The scientific assertion that withdrawal has a relatively high failure rate is based on reports from a small number of studies, primarily conducted in North America, and with small sample sizes that may not be representative [19, 20]. In one study among typical withdrawal users about 19% failed during the first year . In another study, it was found that 48.6% unplanned pregnancies occurred while the couples were practicing withdrawal . Prevention of unintended pregnancy is a significant public health issue and should be focus of health policies as it was the focus of healthy people 2010 in the USA .
Data from Iranian Demographic Health Survey in year 2000 indicated that about one-third of pregnancies were unintended . Results from the present study showed that 37.2% of unwanted pregnancies occurred when the couples were practicing withdrawal and 62.8% were related to other reasons. Perhaps these pregnancies might lead to abortion. There are no reliable data on abortion in Iran as abortion is illegal except on occasions that the mother's life is in danger or in the case of fetal impairment . A study of withdrawal users revealed that one out of four women reported that they terminated a pregnancy because it was unplanned . The results of our study showed that 86 women experienced unwanted pregnancy while using different contraceptive methods. Of these 17 women reported that they terminated a pregnancy because it was unplanned (see Table 1). These women usually should pay a large amount of money for illegal abortions in illegal clinics; otherwise it could have serious consequences both for women and practitioners. It is argued that one reason for taking such a risk is that women do not want to have more children. For instance, a study from Turkey reported that women who had sufficient number of children preferred induced abortion instead of using an effective family planning method .
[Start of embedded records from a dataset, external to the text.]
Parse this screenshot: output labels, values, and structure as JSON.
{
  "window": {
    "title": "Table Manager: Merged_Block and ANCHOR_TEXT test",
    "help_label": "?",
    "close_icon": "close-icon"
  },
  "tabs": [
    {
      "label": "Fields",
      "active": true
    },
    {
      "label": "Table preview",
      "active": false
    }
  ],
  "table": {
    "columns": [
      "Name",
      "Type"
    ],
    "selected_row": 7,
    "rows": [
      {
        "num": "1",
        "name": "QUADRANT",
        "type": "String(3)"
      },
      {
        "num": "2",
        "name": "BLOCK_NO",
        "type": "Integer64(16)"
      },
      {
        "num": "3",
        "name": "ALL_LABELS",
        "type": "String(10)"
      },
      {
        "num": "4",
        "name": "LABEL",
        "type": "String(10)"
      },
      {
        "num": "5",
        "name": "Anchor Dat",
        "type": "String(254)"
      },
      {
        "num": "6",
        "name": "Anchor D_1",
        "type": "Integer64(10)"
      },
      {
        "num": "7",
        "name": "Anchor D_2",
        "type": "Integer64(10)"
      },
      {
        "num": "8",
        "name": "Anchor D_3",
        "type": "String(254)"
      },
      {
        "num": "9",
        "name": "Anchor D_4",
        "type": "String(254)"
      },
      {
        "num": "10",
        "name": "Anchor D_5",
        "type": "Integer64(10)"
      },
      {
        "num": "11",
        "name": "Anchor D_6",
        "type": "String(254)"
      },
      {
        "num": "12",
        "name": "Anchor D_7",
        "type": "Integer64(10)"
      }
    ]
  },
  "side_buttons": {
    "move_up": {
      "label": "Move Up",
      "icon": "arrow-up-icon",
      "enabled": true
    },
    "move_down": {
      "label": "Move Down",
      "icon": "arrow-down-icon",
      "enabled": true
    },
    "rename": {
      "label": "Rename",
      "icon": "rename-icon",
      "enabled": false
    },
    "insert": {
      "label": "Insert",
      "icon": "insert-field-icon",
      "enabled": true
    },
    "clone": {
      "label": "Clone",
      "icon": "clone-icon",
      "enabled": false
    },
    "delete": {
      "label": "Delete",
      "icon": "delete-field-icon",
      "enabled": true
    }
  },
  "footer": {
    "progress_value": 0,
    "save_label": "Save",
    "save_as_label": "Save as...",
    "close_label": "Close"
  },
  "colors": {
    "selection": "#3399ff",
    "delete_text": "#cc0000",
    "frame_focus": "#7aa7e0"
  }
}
The current study found that 34% of women knew about emergency contraception while a study from Turkey revealed that only a few women (13.4%) knew about emergency contraception . Emergency contraception has been defined as the use of a drug or a device to prevent pregnancy after intercourse and it has been shown to be safe and effective method to reduce the number of unwanted pregnancies . Thus, there is a need to improve women's awareness about emergency contraception. The primary health care providers can play a major role in informing their patients about emergency contraception and it needs to become part of routine reproductive health counseling. To improve emergency contraception, awareness campaigns should be designed and implemented.
This study has some limitations. First, the study was carried out in one district of Tehran, and thus the findings cannot be generalized to withdrawal users who live in Iran. Secondly, the sample size was small. In addition the study was limited to women. Knowledge and attitudes of men need to be considered as well if we hope to make changes in the use of contraceptives in this population. However, this is the first study that investigated the experiences of and attitudes toward contraceptive methods among women who were using the withdrawal method in Tehran, Iran.